L’accord nucléaire avec l’Iran, les frappes contre Daech, la lutte contre l’extrémisme violent et les discussions sur la Syrie dans un contexte d’internationalisation croissante de la crise marquent toutefois, en dépit de la volonté affichée du pivot vers l’Asie Pacifique, un retour aux affaires moyen-orientales. D’autres sujets majeurs devraient occuper l’agenda du président d’ici la fin de son mandat, parmi lesquels la difficile transition en Afghanistan, les relations avec la Russie ainsi que le climat

Les relations avec les grandes puissances sont contrastées. La relation américano-russe est profondément marquée par des irritants (défense anti-missile, multiples différends bilatéraux) et la crise ukrainienne . La montée en puissance russe en Syrie, au-delà des tensions qu’elle crée quant à la stratégie de lutte contre Daech, suscite les interrogations à Washington sur les modalités d’un éventuel dialogue entre les deux pays sur les opérations respectives. Particulièrement emblématique, la relation sino-américaine a pris un certain relief avec la visite d’Etat historique du Président Xi Jinping aux Etats-Unis (24-25 septembre) qui a vu l’émergence d’une entente sur le climat, la signature d’un engagement réciproque à ne pas conduire des actions de cyber espionnage à des fins de contre-espionnage, et plus généralement, d’une plus grande appréhension chinoise des attentes américaines. Si la relation est encore dans une phase évolutive, cette visite marque une étape positive dans la démarche de « rééquilibrage » américain vers l’Asie ,notamment l’Inde. Les visites croisées du nouveau premier ministre Modi puis du président Obama ont marqué la relance du partenariat, dont le potentiel de développement demeure important.
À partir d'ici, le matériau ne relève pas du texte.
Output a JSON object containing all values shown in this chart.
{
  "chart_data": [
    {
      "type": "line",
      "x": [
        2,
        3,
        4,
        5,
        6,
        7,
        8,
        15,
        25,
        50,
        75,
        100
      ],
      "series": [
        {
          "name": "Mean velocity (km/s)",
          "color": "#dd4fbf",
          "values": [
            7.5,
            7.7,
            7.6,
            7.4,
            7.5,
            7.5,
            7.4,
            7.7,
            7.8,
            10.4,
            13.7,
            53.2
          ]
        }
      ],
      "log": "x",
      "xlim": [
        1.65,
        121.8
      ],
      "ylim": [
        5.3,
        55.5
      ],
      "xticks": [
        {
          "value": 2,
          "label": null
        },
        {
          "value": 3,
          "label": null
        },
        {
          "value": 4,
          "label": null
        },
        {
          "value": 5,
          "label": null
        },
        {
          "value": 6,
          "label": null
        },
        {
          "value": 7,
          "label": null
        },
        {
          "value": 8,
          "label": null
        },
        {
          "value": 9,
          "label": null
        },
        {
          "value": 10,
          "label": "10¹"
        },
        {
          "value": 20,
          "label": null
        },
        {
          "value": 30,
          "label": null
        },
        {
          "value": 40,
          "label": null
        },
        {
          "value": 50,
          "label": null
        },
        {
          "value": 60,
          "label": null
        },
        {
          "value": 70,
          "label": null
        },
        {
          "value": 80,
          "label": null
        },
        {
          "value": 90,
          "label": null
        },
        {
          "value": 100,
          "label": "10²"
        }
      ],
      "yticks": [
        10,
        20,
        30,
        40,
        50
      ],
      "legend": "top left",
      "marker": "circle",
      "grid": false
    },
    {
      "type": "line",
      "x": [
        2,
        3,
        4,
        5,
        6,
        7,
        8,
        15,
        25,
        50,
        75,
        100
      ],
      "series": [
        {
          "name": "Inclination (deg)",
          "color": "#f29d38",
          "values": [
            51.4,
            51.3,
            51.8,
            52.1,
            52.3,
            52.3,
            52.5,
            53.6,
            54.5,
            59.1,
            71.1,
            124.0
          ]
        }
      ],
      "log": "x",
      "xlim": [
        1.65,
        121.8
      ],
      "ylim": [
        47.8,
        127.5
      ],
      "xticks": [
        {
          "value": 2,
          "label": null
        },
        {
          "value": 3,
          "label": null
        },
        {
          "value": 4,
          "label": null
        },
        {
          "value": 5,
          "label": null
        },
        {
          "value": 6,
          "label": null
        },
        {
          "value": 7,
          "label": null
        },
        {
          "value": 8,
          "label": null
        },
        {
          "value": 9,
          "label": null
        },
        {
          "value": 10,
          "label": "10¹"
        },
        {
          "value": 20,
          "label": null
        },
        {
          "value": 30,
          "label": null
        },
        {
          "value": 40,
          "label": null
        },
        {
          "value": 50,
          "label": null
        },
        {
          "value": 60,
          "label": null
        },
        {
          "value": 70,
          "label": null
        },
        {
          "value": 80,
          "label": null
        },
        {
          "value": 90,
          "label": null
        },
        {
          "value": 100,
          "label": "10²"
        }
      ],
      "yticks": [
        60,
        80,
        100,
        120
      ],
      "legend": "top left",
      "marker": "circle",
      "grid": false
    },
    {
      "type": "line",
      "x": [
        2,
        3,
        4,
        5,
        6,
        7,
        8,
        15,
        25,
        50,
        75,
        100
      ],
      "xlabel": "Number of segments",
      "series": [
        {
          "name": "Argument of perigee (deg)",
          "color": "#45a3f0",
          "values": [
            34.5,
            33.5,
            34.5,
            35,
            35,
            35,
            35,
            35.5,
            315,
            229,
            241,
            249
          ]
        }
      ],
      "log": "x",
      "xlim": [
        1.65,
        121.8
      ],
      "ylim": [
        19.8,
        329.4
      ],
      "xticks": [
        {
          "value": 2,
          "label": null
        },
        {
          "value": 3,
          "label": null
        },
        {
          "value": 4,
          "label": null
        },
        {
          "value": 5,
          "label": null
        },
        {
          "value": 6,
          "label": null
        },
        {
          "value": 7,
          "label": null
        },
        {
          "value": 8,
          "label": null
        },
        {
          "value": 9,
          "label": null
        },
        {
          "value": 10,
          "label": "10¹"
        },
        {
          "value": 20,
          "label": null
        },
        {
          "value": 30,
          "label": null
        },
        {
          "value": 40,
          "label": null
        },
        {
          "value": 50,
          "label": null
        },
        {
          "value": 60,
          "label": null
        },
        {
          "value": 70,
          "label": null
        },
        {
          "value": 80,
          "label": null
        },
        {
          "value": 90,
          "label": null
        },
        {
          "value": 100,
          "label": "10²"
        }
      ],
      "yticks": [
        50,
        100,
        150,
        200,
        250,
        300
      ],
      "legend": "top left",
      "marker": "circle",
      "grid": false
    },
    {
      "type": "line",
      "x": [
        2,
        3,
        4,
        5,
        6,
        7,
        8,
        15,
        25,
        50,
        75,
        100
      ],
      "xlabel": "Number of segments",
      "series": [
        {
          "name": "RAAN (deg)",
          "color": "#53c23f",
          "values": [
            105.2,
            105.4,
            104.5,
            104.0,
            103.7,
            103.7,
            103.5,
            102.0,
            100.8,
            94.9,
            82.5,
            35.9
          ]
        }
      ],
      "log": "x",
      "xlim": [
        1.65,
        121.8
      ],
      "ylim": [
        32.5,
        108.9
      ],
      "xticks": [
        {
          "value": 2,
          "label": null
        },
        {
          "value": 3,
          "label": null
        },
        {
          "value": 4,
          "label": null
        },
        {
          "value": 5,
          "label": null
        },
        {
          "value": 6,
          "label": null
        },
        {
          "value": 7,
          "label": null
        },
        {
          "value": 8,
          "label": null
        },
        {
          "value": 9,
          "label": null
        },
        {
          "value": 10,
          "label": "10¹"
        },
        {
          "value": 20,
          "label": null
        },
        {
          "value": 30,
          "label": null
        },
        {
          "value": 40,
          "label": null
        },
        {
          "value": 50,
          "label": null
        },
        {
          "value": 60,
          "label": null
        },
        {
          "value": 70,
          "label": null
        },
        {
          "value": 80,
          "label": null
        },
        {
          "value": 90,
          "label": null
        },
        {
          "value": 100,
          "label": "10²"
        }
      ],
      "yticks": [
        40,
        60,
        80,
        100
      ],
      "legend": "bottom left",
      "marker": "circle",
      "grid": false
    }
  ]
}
La visite de Dilma Rousseff le 30 juin aux Etats-Unis a permis de reprendre le chemin d’une relation normalisée entre les Etats-Unis et le Brésil, après les révélations des activités de surveillance de la NSA en 2013.
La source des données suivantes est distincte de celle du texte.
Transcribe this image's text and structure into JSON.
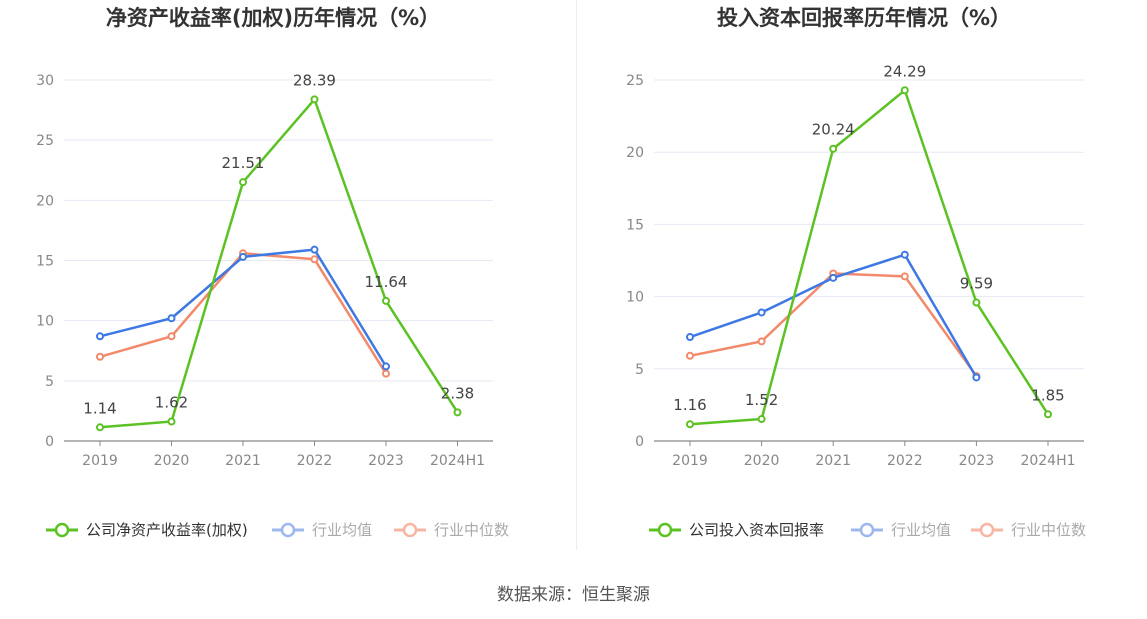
{
  "colors": {
    "company": "#5cc224",
    "avg": "#3d78e3",
    "median": "#f2896b",
    "grid": "#e6e9f2",
    "axis": "#888888",
    "tick_text": "#888888",
    "title": "#333333",
    "label": "#444444",
    "legend_text": "#666666",
    "legend_inactive": "#aaaaaa"
  },
  "source": "数据来源：恒生聚源",
  "chart_data": [
    {
      "type": "line",
      "title": "净资产收益率(加权)历年情况（%）",
      "categories": [
        "2019",
        "2020",
        "2021",
        "2022",
        "2023",
        "2024H1"
      ],
      "ylim": [
        0,
        30
      ],
      "yticks": [
        "0",
        "5",
        "10",
        "15",
        "20",
        "25",
        "30"
      ],
      "series": [
        {
          "name": "公司净资产收益率(加权)",
          "key": "company",
          "values": [
            1.14,
            1.62,
            21.51,
            28.39,
            11.64,
            2.38
          ],
          "labels": [
            "1.14",
            "1.62",
            "21.51",
            "28.39",
            "11.64",
            "2.38"
          ]
        },
        {
          "name": "行业均值",
          "key": "avg",
          "values": [
            8.7,
            10.2,
            15.3,
            15.9,
            6.2,
            null
          ]
        },
        {
          "name": "行业中位数",
          "key": "median",
          "values": [
            7.0,
            8.7,
            15.6,
            15.1,
            5.6,
            null
          ]
        }
      ]
    },
    {
      "type": "line",
      "title": "投入资本回报率历年情况（%）",
      "categories": [
        "2019",
        "2020",
        "2021",
        "2022",
        "2023",
        "2024H1"
      ],
      "ylim": [
        0,
        25
      ],
      "yticks": [
        "0",
        "5",
        "10",
        "15",
        "20",
        "25"
      ],
      "series": [
        {
          "name": "公司投入资本回报率",
          "key": "company",
          "values": [
            1.16,
            1.52,
            20.24,
            24.29,
            9.59,
            1.85
          ],
          "labels": [
            "1.16",
            "1.52",
            "20.24",
            "24.29",
            "9.59",
            "1.85"
          ]
        },
        {
          "name": "行业均值",
          "key": "avg",
          "values": [
            7.2,
            8.9,
            11.3,
            12.9,
            4.4,
            null
          ]
        },
        {
          "name": "行业中位数",
          "key": "median",
          "values": [
            5.9,
            6.9,
            11.6,
            11.4,
            4.5,
            null
          ]
        }
      ]
    }
  ]
}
Trois grands thèmes d’intérêt mutuel sont au cœur du dialogue transatlantique entre l’UE et les Etats-Unis :

  • l’économie globale et transatlantique et la volonté commune de parvenir à un Partenariat transatlantique pour le commerce et l’investissement équilibré
  • les enjeux globaux,notamment le développement, la lutte contre le changement climatique et les enjeux énergétiques
  • les questions de sécurité globale et régionale.

Lors du dernier sommet Union européenne - États-Unis qui s’est tenu le 26 mars 2014 à Bruxelles, à la suite de la crise ukrainienne, le Président Obama a insisté sur la nécessité de diversifier l’approvisionnement énergétique de l’UE (volonté des Etats-Unis de montrer une certaine flexibilité sur les licences américaines d’exportation de GNL). Le Président américain a également exprimé son soutien à la Politique étrangère et de sécurité commune (PESC) de l’UE.

Le Sommet a ainsi été l’occasion de réaffirmer l’engagement américain pour le Partenariat Transatlantique pour le Commerce et l’Investissement, dont les négociations ont été lancées en juillet 2013, et qui s’articule autour de trois volets : accès au marché ; questions réglementaires et barrières non-tarifaires ; règles, principes et nouveaux modes de coopération visant à renforcer le système commercial multilatéral. Les négociations seront vraisemblablement longues et complexes et porteront sur de nombreux domaines : l’agroalimentaire et la protection des indications géographiques, la propriété intellectuelle,l’accès aux marchés publics, les obstacles à la convergence réglementaire, les préférences collectives européennes (OGM, viande aux hormones), et l’exception culturelle.